Госпожа Лафарж. Новые воспоминания — страница 23 из 72

Там, где любая другая натура, заурядная, приземленная, пошлая, ощутила бы благополучие и относительное улучшение своего положения, она ощущает лишь отчаяние. И вот настает день, когда силы женщины иссякают, когда голубка превращается в коршуна, газель — в тигрицу; когда она говорит себе: «Все что угодно — тюрьма, смерть, лишь бы не эта невыносимая жизнь, где длань рока отгородила меня от будущего не стеной из железа, бронзы или меди, а целым морем грязи!..»

И вот тогда, то ли пасмурным утром, то ли сумрачным вечером, совершается преступление, непростительное в глазах людей, но, быть может, простительное в глазах Господа.

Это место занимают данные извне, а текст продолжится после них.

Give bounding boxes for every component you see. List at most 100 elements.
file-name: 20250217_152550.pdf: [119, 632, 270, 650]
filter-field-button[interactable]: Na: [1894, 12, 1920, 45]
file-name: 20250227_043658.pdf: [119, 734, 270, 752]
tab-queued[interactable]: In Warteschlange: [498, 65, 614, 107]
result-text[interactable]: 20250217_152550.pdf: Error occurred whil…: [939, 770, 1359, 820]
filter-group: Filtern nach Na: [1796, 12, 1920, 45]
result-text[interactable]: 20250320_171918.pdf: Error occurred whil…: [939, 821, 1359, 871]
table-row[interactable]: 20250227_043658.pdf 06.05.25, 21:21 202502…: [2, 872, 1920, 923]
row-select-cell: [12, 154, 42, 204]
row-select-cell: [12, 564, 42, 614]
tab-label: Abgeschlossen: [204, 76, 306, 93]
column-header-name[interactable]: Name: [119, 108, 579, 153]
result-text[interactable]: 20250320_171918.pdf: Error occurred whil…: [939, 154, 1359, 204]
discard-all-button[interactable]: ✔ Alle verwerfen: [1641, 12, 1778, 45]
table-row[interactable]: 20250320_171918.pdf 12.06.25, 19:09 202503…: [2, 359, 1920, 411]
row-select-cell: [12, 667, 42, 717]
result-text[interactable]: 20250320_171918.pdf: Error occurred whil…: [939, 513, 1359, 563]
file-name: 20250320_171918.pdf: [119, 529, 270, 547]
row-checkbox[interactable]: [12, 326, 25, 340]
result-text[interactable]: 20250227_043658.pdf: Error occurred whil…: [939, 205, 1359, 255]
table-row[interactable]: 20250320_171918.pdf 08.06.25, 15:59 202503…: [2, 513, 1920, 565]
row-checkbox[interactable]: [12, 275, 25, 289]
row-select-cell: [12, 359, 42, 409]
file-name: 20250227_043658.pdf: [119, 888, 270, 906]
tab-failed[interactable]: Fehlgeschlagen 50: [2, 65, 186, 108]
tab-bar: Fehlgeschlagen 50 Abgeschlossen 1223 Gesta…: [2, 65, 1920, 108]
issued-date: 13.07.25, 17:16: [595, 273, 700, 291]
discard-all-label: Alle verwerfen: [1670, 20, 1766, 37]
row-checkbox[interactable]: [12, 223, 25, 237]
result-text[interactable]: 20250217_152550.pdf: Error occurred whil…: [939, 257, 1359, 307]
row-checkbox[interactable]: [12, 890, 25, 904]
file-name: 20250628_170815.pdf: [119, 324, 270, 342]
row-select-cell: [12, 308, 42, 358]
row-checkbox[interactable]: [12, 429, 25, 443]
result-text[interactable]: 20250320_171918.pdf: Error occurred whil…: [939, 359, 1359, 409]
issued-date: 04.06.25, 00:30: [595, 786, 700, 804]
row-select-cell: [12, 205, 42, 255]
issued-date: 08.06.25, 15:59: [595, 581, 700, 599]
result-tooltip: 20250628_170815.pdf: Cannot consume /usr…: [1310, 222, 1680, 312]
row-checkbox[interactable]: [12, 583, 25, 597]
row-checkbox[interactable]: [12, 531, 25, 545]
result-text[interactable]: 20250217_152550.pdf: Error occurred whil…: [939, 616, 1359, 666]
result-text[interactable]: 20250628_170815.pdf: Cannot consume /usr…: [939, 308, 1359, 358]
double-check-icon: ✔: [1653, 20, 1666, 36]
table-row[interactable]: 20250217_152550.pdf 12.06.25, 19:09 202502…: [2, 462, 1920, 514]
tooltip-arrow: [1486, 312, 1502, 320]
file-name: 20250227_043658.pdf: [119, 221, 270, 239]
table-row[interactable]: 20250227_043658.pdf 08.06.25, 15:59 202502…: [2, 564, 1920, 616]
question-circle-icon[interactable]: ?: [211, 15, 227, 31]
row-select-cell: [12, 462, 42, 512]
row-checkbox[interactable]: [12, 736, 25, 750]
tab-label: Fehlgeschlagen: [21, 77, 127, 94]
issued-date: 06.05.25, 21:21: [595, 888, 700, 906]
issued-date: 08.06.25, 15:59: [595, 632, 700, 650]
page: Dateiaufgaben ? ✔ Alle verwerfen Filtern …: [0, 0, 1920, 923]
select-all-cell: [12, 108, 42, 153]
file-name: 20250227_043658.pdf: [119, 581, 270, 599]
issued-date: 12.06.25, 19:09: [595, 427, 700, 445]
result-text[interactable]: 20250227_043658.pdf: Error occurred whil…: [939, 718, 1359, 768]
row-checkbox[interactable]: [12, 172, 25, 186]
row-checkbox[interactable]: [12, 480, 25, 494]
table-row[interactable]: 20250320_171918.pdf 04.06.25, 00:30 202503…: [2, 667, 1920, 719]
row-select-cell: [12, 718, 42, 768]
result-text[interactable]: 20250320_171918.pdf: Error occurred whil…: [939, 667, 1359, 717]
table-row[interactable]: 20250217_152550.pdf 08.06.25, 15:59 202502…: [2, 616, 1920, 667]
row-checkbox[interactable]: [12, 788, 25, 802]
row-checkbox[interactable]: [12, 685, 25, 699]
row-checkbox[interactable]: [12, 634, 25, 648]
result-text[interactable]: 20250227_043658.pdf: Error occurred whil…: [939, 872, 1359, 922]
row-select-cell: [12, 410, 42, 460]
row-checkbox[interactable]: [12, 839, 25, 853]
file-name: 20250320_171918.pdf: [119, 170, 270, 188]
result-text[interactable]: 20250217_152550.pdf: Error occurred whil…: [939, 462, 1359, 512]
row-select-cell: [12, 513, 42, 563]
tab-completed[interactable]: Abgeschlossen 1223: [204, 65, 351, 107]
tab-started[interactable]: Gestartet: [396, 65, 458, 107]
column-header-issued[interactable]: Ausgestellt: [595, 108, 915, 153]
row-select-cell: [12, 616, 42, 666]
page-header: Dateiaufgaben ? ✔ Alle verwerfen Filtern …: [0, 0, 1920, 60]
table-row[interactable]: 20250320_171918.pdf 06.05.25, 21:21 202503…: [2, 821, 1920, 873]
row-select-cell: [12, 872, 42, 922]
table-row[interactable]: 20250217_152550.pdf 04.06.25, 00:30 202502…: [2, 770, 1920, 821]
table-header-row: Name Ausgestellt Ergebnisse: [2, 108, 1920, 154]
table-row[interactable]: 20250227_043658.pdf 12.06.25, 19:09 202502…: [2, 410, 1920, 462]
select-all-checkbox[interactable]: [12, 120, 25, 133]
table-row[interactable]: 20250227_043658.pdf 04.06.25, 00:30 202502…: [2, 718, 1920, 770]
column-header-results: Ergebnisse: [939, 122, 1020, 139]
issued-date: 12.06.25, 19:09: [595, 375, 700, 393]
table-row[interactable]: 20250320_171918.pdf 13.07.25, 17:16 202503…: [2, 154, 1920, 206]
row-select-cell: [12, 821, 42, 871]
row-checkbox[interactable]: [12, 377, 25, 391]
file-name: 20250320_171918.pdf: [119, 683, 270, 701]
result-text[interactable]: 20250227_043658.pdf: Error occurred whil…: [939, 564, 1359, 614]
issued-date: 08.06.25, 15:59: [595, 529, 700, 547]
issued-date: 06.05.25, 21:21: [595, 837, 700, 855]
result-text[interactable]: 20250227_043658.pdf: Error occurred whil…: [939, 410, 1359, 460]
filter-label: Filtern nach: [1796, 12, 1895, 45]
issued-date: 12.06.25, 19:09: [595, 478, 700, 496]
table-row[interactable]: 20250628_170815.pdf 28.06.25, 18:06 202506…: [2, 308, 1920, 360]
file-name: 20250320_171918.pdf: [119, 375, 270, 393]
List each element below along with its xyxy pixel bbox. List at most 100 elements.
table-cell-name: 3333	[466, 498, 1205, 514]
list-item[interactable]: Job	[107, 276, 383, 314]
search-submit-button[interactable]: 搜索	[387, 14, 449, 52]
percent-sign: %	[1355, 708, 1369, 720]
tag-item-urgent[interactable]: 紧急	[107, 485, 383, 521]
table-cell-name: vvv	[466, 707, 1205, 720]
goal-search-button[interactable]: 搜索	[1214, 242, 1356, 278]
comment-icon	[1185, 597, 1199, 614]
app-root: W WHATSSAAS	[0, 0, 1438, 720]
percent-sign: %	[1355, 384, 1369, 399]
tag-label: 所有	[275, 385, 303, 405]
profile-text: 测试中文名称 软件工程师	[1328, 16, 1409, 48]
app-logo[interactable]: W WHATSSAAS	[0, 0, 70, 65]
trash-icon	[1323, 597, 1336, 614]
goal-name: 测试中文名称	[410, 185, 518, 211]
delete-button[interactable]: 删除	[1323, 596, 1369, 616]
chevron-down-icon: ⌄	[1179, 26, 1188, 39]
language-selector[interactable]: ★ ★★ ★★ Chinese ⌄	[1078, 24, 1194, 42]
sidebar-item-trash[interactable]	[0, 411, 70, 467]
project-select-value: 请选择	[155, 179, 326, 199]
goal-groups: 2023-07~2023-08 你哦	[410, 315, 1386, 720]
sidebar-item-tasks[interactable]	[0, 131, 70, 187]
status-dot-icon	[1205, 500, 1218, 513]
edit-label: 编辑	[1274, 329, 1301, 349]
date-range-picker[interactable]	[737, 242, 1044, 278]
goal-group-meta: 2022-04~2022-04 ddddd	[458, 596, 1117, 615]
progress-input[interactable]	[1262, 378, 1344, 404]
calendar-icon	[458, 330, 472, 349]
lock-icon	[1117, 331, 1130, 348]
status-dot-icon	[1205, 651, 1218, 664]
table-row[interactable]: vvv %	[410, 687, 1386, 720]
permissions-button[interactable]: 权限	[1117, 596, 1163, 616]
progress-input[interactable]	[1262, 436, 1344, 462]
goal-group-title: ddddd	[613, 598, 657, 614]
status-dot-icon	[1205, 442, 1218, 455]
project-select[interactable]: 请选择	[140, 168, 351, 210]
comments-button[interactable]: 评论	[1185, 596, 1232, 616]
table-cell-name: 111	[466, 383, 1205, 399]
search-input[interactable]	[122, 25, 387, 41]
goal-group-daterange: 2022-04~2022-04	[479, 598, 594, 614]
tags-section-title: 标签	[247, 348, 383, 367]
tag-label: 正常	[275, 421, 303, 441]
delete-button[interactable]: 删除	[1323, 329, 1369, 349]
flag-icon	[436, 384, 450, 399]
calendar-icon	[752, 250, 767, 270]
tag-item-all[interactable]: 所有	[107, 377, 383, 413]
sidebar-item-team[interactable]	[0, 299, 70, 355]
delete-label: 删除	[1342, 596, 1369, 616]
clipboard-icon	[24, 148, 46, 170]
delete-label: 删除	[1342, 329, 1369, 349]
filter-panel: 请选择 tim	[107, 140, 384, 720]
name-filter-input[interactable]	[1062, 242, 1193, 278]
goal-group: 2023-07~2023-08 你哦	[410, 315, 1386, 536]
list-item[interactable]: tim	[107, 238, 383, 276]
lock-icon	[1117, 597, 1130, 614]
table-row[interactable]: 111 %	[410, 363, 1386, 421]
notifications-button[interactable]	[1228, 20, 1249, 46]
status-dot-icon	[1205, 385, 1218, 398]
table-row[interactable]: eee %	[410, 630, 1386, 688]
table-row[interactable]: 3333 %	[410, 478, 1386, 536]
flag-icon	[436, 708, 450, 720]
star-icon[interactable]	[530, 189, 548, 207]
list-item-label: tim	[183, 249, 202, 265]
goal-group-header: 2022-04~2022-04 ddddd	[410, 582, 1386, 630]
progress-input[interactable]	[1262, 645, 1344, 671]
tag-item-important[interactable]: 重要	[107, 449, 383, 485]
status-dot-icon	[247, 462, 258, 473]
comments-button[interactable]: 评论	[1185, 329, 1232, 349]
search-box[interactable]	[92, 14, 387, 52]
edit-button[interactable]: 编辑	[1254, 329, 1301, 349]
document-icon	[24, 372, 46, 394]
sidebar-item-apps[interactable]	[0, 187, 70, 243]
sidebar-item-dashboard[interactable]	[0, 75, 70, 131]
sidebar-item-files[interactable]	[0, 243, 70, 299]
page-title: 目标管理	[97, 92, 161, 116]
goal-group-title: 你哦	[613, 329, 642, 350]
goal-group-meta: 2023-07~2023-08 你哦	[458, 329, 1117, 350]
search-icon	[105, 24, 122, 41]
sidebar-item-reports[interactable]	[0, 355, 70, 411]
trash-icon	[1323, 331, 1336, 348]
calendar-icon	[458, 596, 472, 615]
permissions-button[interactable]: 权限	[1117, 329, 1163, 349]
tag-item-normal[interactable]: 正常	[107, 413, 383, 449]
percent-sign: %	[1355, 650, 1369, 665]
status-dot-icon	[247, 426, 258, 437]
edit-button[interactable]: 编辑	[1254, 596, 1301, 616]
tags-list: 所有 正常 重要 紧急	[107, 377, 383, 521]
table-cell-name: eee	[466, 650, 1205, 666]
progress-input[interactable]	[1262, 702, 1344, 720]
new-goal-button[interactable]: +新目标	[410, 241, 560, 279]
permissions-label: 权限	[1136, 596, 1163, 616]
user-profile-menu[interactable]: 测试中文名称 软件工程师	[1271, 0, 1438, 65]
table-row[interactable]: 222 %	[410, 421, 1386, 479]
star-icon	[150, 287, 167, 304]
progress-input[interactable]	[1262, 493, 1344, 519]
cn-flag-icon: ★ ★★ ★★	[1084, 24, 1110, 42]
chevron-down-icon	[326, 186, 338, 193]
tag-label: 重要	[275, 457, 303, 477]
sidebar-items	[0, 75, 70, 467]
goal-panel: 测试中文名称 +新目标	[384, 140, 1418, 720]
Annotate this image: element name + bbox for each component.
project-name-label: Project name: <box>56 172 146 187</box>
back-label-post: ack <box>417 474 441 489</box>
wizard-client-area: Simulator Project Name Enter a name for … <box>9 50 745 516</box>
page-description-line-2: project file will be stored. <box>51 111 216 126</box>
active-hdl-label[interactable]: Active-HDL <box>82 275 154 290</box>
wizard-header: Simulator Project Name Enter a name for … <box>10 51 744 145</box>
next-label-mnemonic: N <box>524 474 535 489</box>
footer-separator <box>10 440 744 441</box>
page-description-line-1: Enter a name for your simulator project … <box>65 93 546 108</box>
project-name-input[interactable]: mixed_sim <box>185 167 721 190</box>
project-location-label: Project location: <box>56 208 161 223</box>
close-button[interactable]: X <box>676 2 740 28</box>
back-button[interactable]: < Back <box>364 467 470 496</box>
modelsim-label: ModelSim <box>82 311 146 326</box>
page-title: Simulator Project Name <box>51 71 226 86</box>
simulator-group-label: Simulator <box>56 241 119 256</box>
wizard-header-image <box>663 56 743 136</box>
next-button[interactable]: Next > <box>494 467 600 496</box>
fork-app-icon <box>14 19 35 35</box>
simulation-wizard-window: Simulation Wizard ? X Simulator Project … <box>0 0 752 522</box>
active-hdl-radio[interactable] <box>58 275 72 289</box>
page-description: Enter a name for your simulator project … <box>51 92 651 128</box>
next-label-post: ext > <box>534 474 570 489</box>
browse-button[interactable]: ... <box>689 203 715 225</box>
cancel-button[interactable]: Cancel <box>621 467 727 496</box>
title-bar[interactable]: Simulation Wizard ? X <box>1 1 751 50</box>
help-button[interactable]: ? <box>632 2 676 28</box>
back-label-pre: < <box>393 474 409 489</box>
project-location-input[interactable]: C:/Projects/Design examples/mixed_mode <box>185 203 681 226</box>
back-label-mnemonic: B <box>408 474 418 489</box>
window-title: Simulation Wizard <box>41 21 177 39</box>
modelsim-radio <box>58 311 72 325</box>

Я спросил одного из присяжных заседателей:

— Вы верите в вину Мари Каппель?

— Да, — ответил он.

— И вы проголосовали за тюремное заключение?

— Нет, я оправдал ее.

— Но как же так? Объясните!

— Ах, сударь, бедняжке ничего не оставалось делать, как только мстить.

Страшные слова. Но, если считать Мари Каппель виновной, они, как нам кажется, вполне описывают в сжатом виде те смягчающие обстоятельства, в каких это преступление было совершено.

И вот смотрите: допустим, точно такое же наказание, пожизненное тюремное заточение, какое наложено на эту женщину, обладающую тончайшим душевным строем и само преступление которой является плодом этого душевного строя, точно такое же наказание, повторяю, какое наложено на нее, было бы наложено на скотницу, подметальщицу или старьевщицу.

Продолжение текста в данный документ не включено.